Archive for the ‘research’ Category

Theory and Practice of Cryptography talk by Ben Adida

Wednesday, February 13th, 2008

I just watched a very good talk on voting cryptosystems and the cryptographic principals and primitives behind them.  I found the link here.

Important voting studies

Tuesday, February 12th, 2008

Here’s a quick survey of some of the recent studies of voting system security.

California Secretary of State’s Top to Bottom Review

This study took place from March to August of 2007, and consisted of three efforts in parallel - documentation review, source code review, and red-team testing. It covered machines from four major vendors, Diebold Elections Systems (now Premier Elections Systems), Hart InterCivic, Sequoia Voting Systems, and Elections Systems and Software (ES&S).

Bruce Schneier summarized the results thus:

The state of California conducted a security review of their electronic voting machines earlier this year. This was a serious review, with real security researchers getting access to the source code. The report was issued last week, and the researchers were able to compromise all three machines — by Diebold Election Systems, Hart Intercivic, and Sequoia Voting Systems — multiple ways. (They said they could probably find more ways, if they had more time.)

Brennan Center Report

In 2005 the Brennan Center for Justice published a report with input from numerous voting system and security experts. They surveyed DRE, DRE+VVPAT and OpScan systems, and found problems common to all types and produced recommendations for how to mitigate those problems. The most serious common problem is that all systems are subject to code substitution attacks in which a device’s firmware is replaced with a malicious firmware image that can manipulate the stored vote according to the attacker’s wishes.

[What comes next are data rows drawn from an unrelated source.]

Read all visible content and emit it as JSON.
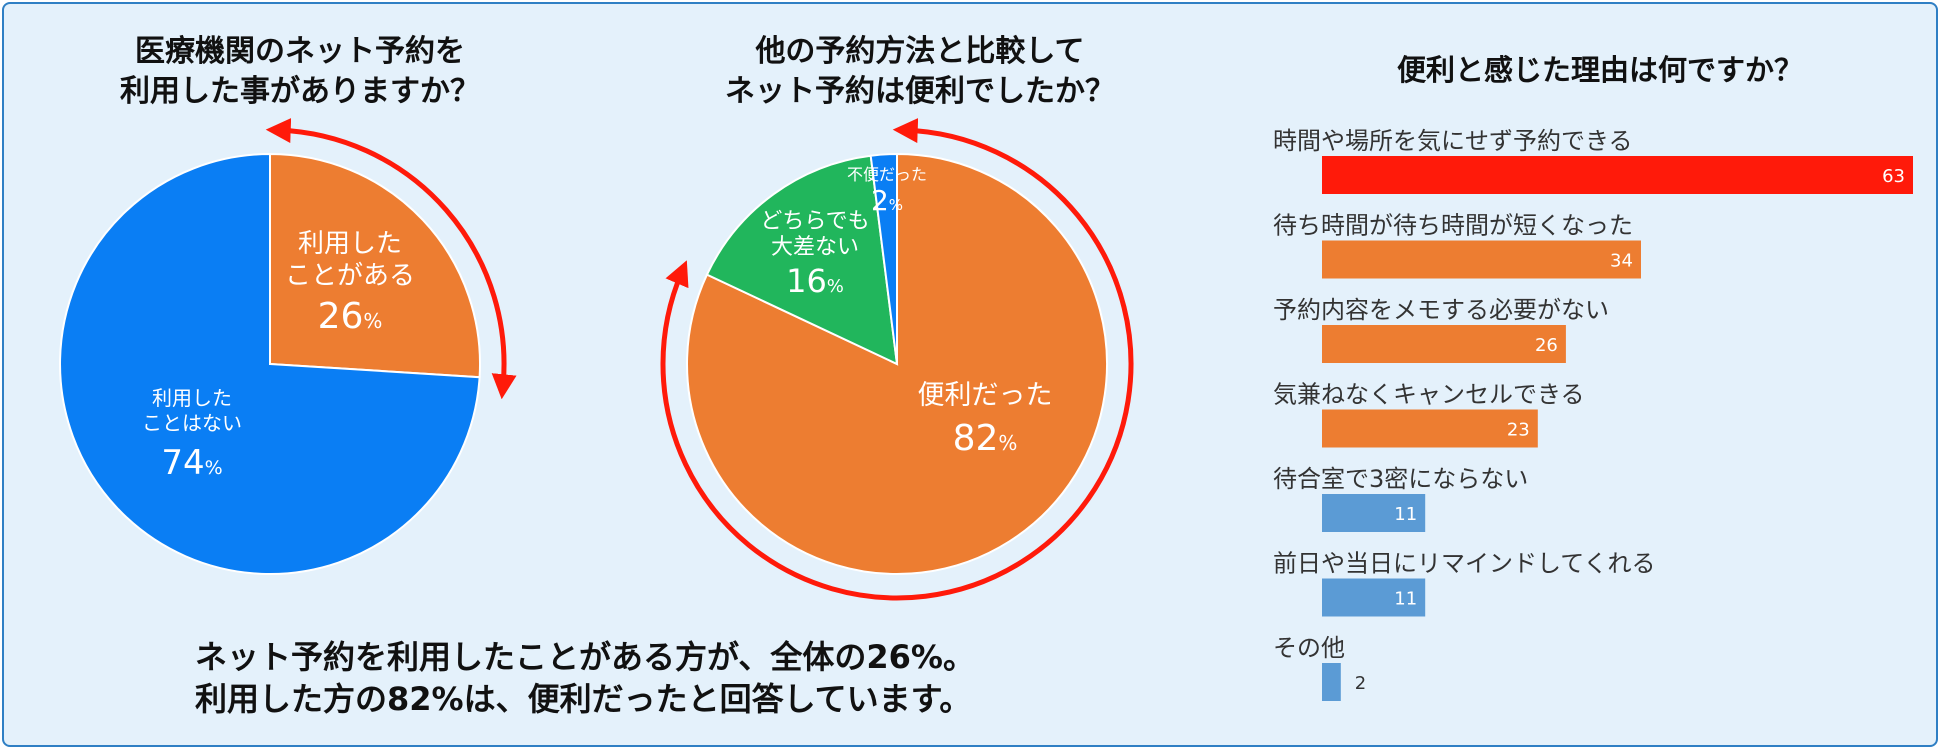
{
  "chart_data": [
    {
      "type": "pie",
      "title_lines": [
        "医療機関のネット予約を",
        "利用した事がありますか？"
      ],
      "slices": [
        {
          "label_lines": [
            "利用した",
            "ことがある"
          ],
          "pct": "26",
          "value": 26,
          "color": "#ed7d31"
        },
        {
          "label_lines": [
            "利用した",
            "ことはない"
          ],
          "pct": "74",
          "value": 74,
          "color": "#0a7ef4"
        }
      ],
      "unit": "%"
    },
    {
      "type": "pie",
      "title_lines": [
        "他の予約方法と比較して",
        "ネット予約は便利でしたか？"
      ],
      "slices": [
        {
          "label_lines": [
            "便利だった"
          ],
          "pct": "82",
          "value": 82,
          "color": "#ed7d31"
        },
        {
          "label_lines": [
            "どちらでも",
            "大差ない"
          ],
          "pct": "16",
          "value": 16,
          "color": "#21b65c"
        },
        {
          "label_lines": [
            "不便だった"
          ],
          "pct": "2",
          "value": 2,
          "color": "#0a7ef4"
        }
      ],
      "unit": "%"
    },
    {
      "type": "bar",
      "orientation": "horizontal",
      "title": "便利と感じた理由は何ですか？",
      "categories": [
        "時間や場所を気にせず予約できる",
        "待ち時間が待ち時間が短くなった",
        "予約内容をメモする必要がない",
        "気兼ねなくキャンセルできる",
        "待合室で3密にならない",
        "前日や当日にリマインドしてくれる",
        "その他"
      ],
      "values": [
        63,
        34,
        26,
        23,
        11,
        11,
        2
      ],
      "colors": [
        "#ff1a0a",
        "#ed7d31",
        "#ed7d31",
        "#ed7d31",
        "#5b9bd5",
        "#5b9bd5",
        "#5b9bd5"
      ],
      "xlim": [
        0,
        63
      ]
    }
  ],
  "summary": {
    "line1": "ネット予約を利用したことがある方が、全体の26%。",
    "line2": "利用した方の82%は、便利だったと回答しています。"
  },
  "colors": {
    "background": "#e4f1fb",
    "border": "#2f7fc4",
    "arrow": "#ff1a0a"
  }
}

The recommendations were aimed at elections administrators, providing guidance on how jurisdictions could attempt to mitigate vulnerabilities procedurally, rather than offering technical recommendations.

GAO Report

The Government Accountability Office produced a report on electronic voting in 2005. Top concerns in their document include the lack of protection of audit records from tampering, the ability to modify the electronic ballot definition so that the voter is presented with an incorrect ballot, and vendors distributing uncertified software images.

UPDATE Thanks for Rick for jogging my memory.

An Analysis of an Electronic Voting System

This paper was published in 2003 highlighting numerous attack vectors against the Diebold Accuvote-TS. It was criticized by the vendor for not taking into account procedural controls to mitigate problems. The back and forth on this topic can be found at Avi Rubin’s site.

SAIC Report

After the above was published, the State of Maryland commissioned a report from SAIC on the Diebold Accuvote-TS. It supported many of the findings in the above paper, and had a long list of recommended changes to be applied to the Accuvote-TS. If anyone is aware of an official response from Diebold please post a link in the comments.

Questions for Vendors

While tracking down the links above, I stumbled across Dr. Rubin’s list of questions to ask your voting machine vendor.